Inventory Policies

Inventory policies are the strategic guidelines for how a company manages its inventory. This includes decisions about quantities, reordering, safety stock, and inventory rotation, with the goal of ensuring an optimal balance between service level, costs, and capital tied up.

What are Inventory Policies?

Inventory policies are the formal rules and strategies that govern when and how much of an item should be ordered or produced. They are designed to translate the company's business strategy into operational actions regarding inventory.
 
They may include principles such as:
 
  • Ordering Methods: For example, Reorder Point (ROP), periodic ordering, or Material Requirements Planning (MRP).
  • Buffers: Setting safety stock and maximum stock levels.
  • Management Strategies: For example, Just-in-Time (JIT) or Make-to-Stock.
  • Rotation Principles: For example, First-In, First-Out (FIFO) or Last-In, First-Out (LIFO).

What are Inventory Policies used for?

Inventory policies are used to standardize and automate inventory management.
 
They help to:
  • Optimize cash flow: By reducing stockouts and minimizing capital tied up in surplus inventory.
  • Ensure consistent service level: By defining the desired service level for different product categories.
  • Support differentiated management: By applying different policies for A, B, and C items.
  • Reduce manual work: By allowing systems (ERP/SCM) to manage reorders based on the established rules. 
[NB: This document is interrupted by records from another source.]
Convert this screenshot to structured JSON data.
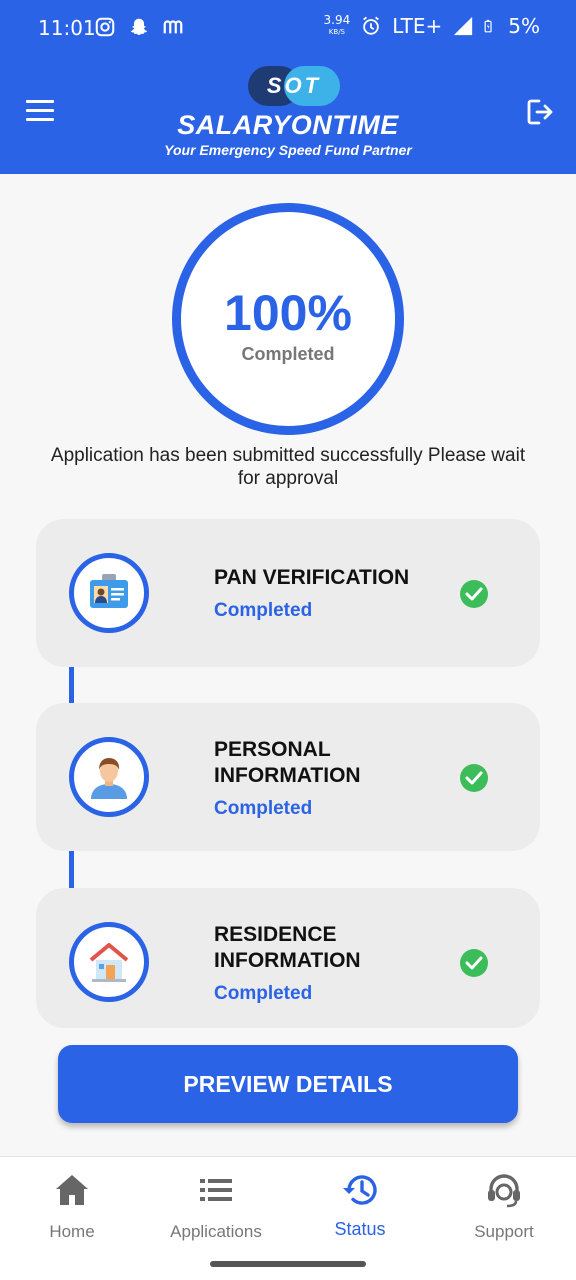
{
  "status_bar": {
    "time": "11:01",
    "net_speed": "3.94",
    "net_unit": "KB/S",
    "network": "LTE+",
    "battery": "5%"
  },
  "header": {
    "logo_badge": "SOT",
    "brand_name": "SALARYONTIME",
    "tagline": "Your Emergency Speed Fund Partner"
  },
  "progress": {
    "value": "100%",
    "label": "Completed"
  },
  "message": "Application has been submitted successfully Please wait for approval",
  "steps": [
    {
      "title": "PAN VERIFICATION",
      "status": "Completed"
    },
    {
      "title": "PERSONAL INFORMATION",
      "status": "Completed"
    },
    {
      "title": "RESIDENCE INFORMATION",
      "status": "Completed"
    }
  ],
  "preview_button": "PREVIEW DETAILS",
  "nav": [
    {
      "label": "Home",
      "icon": "home-icon"
    },
    {
      "label": "Applications",
      "icon": "list-icon"
    },
    {
      "label": "Status",
      "icon": "history-icon",
      "active": true
    },
    {
      "label": "Support",
      "icon": "headset-icon"
    }
  ],
  "colors": {
    "primary": "#2a63e6",
    "success": "#3dbc5a",
    "card_bg": "#ececec"
  }
}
How are Inventory Policies developed?

Developing effective inventory policies is an analytical and strategic process that requires data insight:

  • Segmentation: Analysis of historical sales and demand, often via ABC-analysis, to group items into categories.
  • Strategic Goal Setting: Defining the desired service level (for example, 98% delivery precision) and the financial goals (for example, maximum tied-up capital).
  • Defining Parameters: Calculating and establishing reorder points, safety stocks, and maximum stock levels for each segment.
  • Method Selection: Evaluating inventory rotation methods (FIFO/LIFO) and the optimal reordering method (ROP/MRP).
  • Implementation and Monitoring: Introducing the policies into IT systems and continuously monitoring KPIs to ensure they function as intended.